App 1: I have a React app (based on create-react-app) which I've added as a Web App in Azure - that was pretty straight-forward to setup. This is using the JS SignalR client to communicate with the server, mentioned next.
App 2: This app is the ASP.NET Core SignalR Server application created with dotnet new console. This app exposes a SignalR endpoint and is "self hosted".
App 3: A 2nd ASP.NET Core console app is setup as a SignalR client. This is responsible to fetching some data, and sends those data to the SignalR server. This takes the SignalR endpoint (url) as a commandline argument.
Running all this locally is pretty straightforward:
App 1: npm start / serve -s build
App 2: dotnet run -commandline args (runs on localhost taking a hubpath and port from the args supplied. The port is so that multiple instances SignalR servers can run on localhost - not sure if this is the way to do it in Azure or if they're differentiated with separate urls and hosted seperately there)
App 3: dotnet run "http://localhost:5000/somenotificationhubname"
I've added a bat file in each of the console apps, so I can open multiple instances of those, with different args.
So locally it runs as easily as clicking 3 bat files.
But I'm kinda lost on how to host all this in Azure. The web app seemed pretty straightforward. I just created a web app in Azure, connected to it through an FTP client and copied over the contents of the build folder from the React app.
But what to do with the ASP.NET Core console applications so that the SignalR console app will be hosted in Azure and has its endpoint exposed for the other 2 apps to consume?
I tried adding both both App 2 and 3 as webjobs under App 1, but that didn't seem to work.

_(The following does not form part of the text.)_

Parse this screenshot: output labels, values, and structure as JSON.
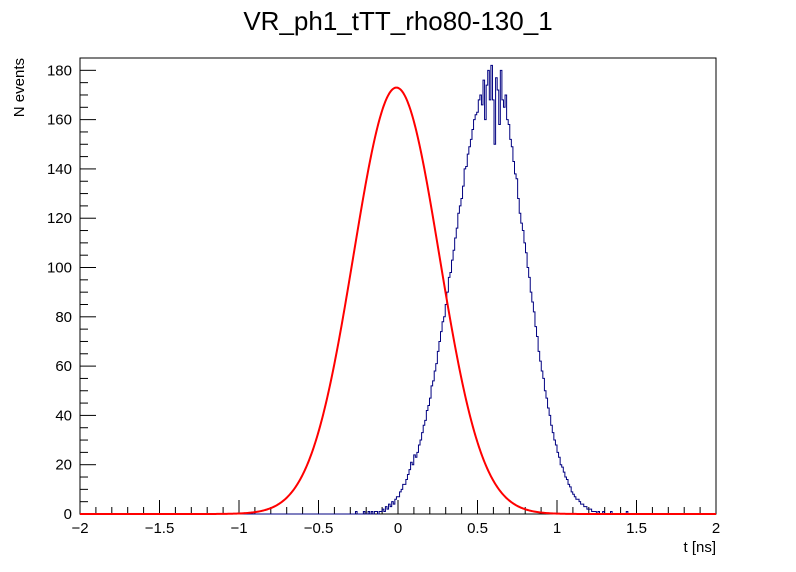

I've also heard that SignalR should not be running on IIS, so would it make sense to make it self-contained (exe) and run it inside a docker container? Any help is much appreciated.
I will suggest to change your app to use AppSettings file for configuration values instead of the commandline args.
You can easily change the value of appsettings without redeploying or changing anything.
You can have multiple appsettings file based on environments.
Allows you to easily duplicate the app with same code but different appsettings for your multiple signalr server.
This will make it easier to deploy using the standard publishing wizard in Visual Studio or via command line.